As was the sad habit of a lifetime, Wu Xie rushed to try, and then thought the situation through after his initial attempt failed. His thigh was throbbing with pain where they had sutured it. He hadn't eaten in a week, and was by no means an athlete to begin with, so propulsing himself up was out of the question. 

He needed help. 

He pressed send on the text to Pan Zi, and scrolled up to find Pangzi's name in the contact list. 

"Where are you?" he asked when the call connected. 

"Tianzhen? Why are you calling me? Are you alright?" 

With every question, Pangzi's voice grew a little more worried. 

"I'm good," Wu Xie lied. "I just … well, need a hand." 

He heard Pangzi's voice through the door before hearing it through the phone, and hung up.

"Tianzhen... Where are you? Tianzhen! Damn, why did he h-"

"I'm down here," called Wu Xie out, waving his hand in the air. 
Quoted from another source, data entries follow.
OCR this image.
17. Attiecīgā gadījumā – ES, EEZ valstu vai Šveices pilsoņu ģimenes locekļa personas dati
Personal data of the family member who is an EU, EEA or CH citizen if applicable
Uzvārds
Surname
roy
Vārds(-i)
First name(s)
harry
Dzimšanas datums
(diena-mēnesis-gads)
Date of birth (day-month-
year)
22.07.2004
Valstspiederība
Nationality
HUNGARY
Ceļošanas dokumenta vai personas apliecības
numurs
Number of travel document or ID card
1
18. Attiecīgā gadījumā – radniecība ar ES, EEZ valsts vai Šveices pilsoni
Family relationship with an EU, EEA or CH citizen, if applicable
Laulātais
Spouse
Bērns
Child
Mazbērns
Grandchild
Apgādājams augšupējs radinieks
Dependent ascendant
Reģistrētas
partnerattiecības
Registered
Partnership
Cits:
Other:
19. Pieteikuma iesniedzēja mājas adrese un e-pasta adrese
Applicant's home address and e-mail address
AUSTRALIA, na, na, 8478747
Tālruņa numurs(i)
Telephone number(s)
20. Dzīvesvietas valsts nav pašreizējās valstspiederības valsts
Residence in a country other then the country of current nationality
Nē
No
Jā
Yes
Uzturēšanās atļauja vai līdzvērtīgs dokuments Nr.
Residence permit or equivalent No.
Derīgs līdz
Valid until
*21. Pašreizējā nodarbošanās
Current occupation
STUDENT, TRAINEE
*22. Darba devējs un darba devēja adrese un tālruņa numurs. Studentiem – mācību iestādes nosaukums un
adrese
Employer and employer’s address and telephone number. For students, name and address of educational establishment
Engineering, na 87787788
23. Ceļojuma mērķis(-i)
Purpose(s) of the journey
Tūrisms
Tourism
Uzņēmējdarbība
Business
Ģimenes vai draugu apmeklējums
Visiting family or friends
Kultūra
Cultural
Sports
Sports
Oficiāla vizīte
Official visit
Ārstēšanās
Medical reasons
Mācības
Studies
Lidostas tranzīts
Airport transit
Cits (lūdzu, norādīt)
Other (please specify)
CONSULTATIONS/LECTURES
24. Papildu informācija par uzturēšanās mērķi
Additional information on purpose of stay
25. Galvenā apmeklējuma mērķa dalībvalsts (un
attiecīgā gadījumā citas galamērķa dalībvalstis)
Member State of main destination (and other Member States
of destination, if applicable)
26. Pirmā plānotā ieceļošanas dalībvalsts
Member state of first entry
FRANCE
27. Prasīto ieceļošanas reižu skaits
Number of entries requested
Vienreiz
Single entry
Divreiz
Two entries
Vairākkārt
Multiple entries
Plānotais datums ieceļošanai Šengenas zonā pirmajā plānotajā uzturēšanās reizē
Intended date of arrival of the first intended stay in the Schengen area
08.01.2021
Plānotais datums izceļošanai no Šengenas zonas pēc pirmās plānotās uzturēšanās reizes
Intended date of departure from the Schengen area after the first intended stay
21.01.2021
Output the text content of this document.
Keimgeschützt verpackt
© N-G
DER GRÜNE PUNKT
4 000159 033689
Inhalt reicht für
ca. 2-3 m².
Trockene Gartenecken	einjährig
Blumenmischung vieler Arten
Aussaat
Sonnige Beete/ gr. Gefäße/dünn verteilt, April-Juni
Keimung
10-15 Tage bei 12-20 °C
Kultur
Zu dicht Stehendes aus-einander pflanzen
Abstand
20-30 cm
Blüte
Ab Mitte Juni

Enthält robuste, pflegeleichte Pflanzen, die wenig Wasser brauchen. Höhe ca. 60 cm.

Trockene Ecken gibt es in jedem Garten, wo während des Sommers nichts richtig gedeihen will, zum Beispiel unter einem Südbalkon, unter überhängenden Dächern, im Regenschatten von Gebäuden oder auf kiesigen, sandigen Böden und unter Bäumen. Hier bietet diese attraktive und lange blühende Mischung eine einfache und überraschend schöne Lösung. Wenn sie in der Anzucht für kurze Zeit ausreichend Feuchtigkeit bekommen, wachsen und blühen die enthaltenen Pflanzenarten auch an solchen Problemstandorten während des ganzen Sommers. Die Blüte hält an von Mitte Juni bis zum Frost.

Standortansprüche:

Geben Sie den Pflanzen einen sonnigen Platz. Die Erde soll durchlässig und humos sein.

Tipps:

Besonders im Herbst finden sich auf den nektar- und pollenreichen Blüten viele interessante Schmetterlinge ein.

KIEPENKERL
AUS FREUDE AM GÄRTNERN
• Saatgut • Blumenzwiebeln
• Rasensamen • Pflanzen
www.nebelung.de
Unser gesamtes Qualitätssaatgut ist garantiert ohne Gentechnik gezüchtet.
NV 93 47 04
At Pangzi's confused head tilt, he gave a sheepish smile. 

"I dropped my phone."

"Was it attached to the rest of you or did you just decide to swan dive after it of your own will?" 

"...the latter?"

"Why do I even ask. Here," he said extending a hand. 

He pulled Wu Xie up, and Wu Xie screamed. 

A distant part of him noted that this recklessness of his was certainly not helped by the company he kept, but that voice was swallowed down by the roar of pain coming from his ribs. If they had considered the situation, Pangzi would have probably elected to lift Wu Xie up rather than pull on his injured side, but it was too late now, and Wu Xie flopped miserably back onto the bed. 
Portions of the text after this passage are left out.